Hatice Nur Sağman is a Turkish diplomat and the incumbent ambassador of Turkey to Senegal. She was the Turkish ambassador to Guinea from 2015 until 2018 and consul general in Odesa, Ukraine from 2013 until 2015.

==Education==
Nur obtained her bachelor's degree in economics from Ankara University, Faculty of Political Sciences, Department of Economics in 1988.

==Career==
She started her career at the Turkish Radio-Television (TRT) and worked as an assistant producer for the children's program 'Sesame Street' from 1988 to 1990.

In 1992, She joined the Ministry of Foreign Affairs (Turkey) as a career diplomat.

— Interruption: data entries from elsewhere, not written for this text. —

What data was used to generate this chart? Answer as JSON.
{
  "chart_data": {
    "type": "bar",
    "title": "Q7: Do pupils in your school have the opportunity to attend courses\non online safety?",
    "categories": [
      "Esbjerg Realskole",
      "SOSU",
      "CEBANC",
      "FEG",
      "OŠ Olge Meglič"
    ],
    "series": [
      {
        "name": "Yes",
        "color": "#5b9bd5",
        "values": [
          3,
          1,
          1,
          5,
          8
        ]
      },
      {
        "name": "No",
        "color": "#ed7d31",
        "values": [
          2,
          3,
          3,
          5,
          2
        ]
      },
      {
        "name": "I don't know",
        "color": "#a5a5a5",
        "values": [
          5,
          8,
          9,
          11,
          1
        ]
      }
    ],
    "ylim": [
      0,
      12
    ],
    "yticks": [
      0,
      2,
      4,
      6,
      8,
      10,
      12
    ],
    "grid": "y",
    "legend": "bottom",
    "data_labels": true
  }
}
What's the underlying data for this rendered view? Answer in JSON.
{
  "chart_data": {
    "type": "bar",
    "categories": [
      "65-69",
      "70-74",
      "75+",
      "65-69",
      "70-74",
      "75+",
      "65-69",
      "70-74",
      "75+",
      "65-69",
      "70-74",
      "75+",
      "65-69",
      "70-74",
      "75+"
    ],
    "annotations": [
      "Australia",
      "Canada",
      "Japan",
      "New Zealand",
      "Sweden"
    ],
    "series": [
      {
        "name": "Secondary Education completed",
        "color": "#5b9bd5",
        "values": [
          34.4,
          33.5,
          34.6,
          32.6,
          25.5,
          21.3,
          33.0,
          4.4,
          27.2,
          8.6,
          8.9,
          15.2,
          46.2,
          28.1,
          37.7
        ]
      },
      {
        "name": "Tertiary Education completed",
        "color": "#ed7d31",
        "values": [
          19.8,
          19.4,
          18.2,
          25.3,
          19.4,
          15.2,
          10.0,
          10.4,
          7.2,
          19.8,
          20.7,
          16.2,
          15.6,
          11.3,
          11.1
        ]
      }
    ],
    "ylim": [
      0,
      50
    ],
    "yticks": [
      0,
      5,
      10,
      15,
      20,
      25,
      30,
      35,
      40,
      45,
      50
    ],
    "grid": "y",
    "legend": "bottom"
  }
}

Sağman have served at various roles in different countries including France, Romania, Estonia and Morocco. She became the Head of the Department of International Organizations between 2010 and 2011, between 2011 and 2013, she was head of the Protocol Department and served as the Consul General in Odesa between 2013 and 2015. She was the Turkish ambassador to Conakry, Guinea from 1 September 2015 to 30 November 2018. She was also interim at Chargé d'Affaires of the Libreville Embassy from August 15, 2019, until resumption of her appointment as the Director General of Bilateral Political Affairs (Africa) at the Ministry of Foreign Affairs Turkey on January 17, 2020, She is currently the incumbent Turkey Ambassador to Dakar, she took over the baton from Ahmet Kavas as of February 1, 2023.

==Personal life==
Nur has been nicknamed Erdogan's Madame Africa. She was married to Mümtaz Sevinç, a Turkish theater, cinema and TV series actor(now late) for a while.